Nadeau wins Hell of the Marianas

WINNING RUN: Laura Nadeau attacks the last hill in the Hell of the Marianas Saturday in Saipan. Photo courtesy of Kristen Mendiola

Trailing Japanese female professional elite rider and 2017’s Hell Of The Marianas female winner Yasue Nakahara for nearly 10 miles, Guam’s Laura Nadeau was able to take the lead to win the 12th annual HOM 100K (62.1 miles) race with a time of 3 hours, 27 minutes 55 seconds.

This year, pro cyclists from around the world were eager to participate in the Saturday event, largely because last year’s race was cancelled due to the wrath of Super Typhoon Yutu, which caused catastrophic destruction to Saipan.

Nadeau said she was impressed with the turnout for this year’s race, which included six pro elite female riders. In addition to Nakahara and Nadeau, the other pros were Livia Hasenova of Slovenia, Hiutun Tsang and Phobe Leung of Hong Kong and Kylie Jill Adair of Australia.

“This was the first time I raced in the Hell of the Marianas,” Nadeau said. “I had heard so many great things about it. I kinda consider this a local race, even though it’s not on Guam, but it’s … really close to home, and it was fun to compete against people from all over the world.”

After a flat course for nearly two miles, riders tackled a steep hill climb. Known for her climbing, Nadeau opted for a more cautious approach, conserving her energy on the first hill to battle the latter part of the race. The grueling race is known for its steep, long climbs that face directly into strong headwinds. This year, the winds may have been even stronger compared to the previous years races due to a storm that had just passed through the area.

“I took it easy on the downhill descents because the roads were really slippery from the recent rain. I trailed the Japanese rider (Nakahara),” she said.

From there, she caught up to Guam Olympian Peter Lombard after the first descent.

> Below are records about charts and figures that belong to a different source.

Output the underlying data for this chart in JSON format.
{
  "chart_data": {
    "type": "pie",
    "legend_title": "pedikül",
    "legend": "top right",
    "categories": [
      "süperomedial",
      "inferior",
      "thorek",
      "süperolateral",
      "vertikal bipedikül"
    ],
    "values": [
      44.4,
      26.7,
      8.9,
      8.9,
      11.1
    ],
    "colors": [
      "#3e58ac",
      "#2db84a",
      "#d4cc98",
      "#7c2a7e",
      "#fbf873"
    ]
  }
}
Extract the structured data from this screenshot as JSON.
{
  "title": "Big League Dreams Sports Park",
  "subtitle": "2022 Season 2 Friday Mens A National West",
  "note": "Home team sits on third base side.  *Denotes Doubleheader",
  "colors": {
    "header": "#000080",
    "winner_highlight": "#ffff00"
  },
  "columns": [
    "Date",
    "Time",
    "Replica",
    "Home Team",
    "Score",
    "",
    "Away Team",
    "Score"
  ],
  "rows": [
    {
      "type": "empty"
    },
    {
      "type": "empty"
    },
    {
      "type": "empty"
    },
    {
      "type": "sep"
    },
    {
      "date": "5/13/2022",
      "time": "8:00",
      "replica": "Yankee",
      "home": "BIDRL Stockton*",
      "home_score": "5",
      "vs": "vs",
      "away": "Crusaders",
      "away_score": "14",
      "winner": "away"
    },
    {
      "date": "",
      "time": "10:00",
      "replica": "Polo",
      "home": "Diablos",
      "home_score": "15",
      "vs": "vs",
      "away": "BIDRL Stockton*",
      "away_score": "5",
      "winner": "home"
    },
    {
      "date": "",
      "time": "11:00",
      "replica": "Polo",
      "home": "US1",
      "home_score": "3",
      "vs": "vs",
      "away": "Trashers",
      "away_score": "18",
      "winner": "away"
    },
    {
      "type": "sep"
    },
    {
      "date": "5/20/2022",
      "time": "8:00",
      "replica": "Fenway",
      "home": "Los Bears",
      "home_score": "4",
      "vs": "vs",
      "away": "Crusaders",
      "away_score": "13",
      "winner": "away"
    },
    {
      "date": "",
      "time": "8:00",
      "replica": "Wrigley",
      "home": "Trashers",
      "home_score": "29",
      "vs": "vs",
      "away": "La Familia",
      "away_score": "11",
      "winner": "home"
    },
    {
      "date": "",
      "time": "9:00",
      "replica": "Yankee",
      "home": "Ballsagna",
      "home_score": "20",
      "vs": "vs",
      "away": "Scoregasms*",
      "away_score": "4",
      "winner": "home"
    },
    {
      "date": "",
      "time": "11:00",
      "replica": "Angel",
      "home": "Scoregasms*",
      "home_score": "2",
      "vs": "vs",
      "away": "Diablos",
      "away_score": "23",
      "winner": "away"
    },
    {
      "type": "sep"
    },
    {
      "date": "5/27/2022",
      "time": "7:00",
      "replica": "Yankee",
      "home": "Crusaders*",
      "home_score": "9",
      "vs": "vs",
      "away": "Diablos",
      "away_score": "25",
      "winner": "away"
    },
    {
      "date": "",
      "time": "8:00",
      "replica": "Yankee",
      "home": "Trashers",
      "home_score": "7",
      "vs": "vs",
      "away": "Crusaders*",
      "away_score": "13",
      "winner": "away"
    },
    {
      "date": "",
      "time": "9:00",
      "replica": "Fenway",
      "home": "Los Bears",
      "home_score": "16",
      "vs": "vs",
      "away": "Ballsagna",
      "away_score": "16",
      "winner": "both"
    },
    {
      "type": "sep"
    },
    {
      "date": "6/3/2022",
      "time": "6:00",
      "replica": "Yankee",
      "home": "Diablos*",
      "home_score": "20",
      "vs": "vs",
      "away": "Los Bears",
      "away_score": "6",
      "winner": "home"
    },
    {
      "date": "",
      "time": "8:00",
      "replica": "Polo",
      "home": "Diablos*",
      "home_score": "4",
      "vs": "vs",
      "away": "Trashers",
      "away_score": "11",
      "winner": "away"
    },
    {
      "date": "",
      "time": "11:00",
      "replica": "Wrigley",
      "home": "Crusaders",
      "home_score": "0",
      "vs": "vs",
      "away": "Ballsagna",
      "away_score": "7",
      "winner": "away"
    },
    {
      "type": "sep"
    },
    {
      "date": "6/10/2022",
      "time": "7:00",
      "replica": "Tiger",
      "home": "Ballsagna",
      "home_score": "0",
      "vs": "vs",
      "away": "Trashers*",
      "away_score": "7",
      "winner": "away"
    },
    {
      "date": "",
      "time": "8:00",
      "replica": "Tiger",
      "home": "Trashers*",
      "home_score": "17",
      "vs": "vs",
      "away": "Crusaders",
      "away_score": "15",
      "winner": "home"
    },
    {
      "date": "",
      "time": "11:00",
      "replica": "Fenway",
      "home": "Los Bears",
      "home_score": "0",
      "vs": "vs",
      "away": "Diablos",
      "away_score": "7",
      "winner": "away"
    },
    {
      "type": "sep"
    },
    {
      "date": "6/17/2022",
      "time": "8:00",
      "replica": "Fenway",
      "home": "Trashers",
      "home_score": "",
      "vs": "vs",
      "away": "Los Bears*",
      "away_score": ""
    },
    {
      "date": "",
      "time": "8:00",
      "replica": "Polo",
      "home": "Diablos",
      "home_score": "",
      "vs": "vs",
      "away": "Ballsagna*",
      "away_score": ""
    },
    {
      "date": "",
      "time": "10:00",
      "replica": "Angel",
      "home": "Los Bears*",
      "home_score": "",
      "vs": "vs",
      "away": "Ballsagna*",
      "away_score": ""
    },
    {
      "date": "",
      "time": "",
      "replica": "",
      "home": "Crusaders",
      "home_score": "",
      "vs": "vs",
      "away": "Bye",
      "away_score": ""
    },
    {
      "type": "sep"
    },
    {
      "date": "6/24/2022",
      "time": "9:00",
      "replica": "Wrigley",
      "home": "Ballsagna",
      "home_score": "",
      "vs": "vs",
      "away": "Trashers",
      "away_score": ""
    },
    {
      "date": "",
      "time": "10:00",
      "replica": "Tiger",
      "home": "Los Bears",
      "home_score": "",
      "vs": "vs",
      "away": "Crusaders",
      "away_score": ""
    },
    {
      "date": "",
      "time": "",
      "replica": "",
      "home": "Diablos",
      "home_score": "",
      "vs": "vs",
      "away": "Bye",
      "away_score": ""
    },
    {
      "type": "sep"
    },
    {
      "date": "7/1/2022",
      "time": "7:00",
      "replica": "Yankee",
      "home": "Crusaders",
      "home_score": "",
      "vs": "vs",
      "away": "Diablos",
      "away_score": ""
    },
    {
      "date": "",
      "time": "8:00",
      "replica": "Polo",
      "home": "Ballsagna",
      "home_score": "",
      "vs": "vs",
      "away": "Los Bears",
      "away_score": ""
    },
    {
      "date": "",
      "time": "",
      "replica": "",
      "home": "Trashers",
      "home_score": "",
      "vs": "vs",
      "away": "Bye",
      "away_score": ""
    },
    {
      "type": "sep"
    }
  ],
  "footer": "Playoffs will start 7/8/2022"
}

“He coached me and rode in front of me to lessen the head wind,” she said. “He really helped me out. I want to credit him with a lot and being strategic to help me get ahead of the Nakahara.”

Nadeau was able to drop Nakahara during a flat stretch after the second climb approximately 10 miles into the race.

“She (Nakahara) looked like she was struggling and I was feeling good, so I was confident when I got in the lead and I could maintain it,” Nadeau said.

Faced with heat and more climbing, Nadeau said it became a fight against mental and physical exhaustion.

“I put everything into this race and my legs felt like they were going to seize up at any moment, especially during the last climb (Kingfisher),” she said. “But, thankfully that didn’t happen, and I was able to cross the finish line.”

Japan’s Nakahara took second place (3:36:05) in the female pro elite division followed by Australia’s Kylie Adair (3:36:47)

Nadeau’s next race will be the Guam Cycling Federation’s Tour of Guam, slated for this Sunday, Dec. 15.

In the HOM Men’s division, Kevin Biddiger (Australia) crossed the finish line in 2:57:02, followed by Slovenian Marko Pavlic (3:01:43) and Japanese Cyclisy Toshiki Nagatsuka (3:15:45). Guam’s top male finisher was fifth place finisher Jake Gimoto (3:24:14).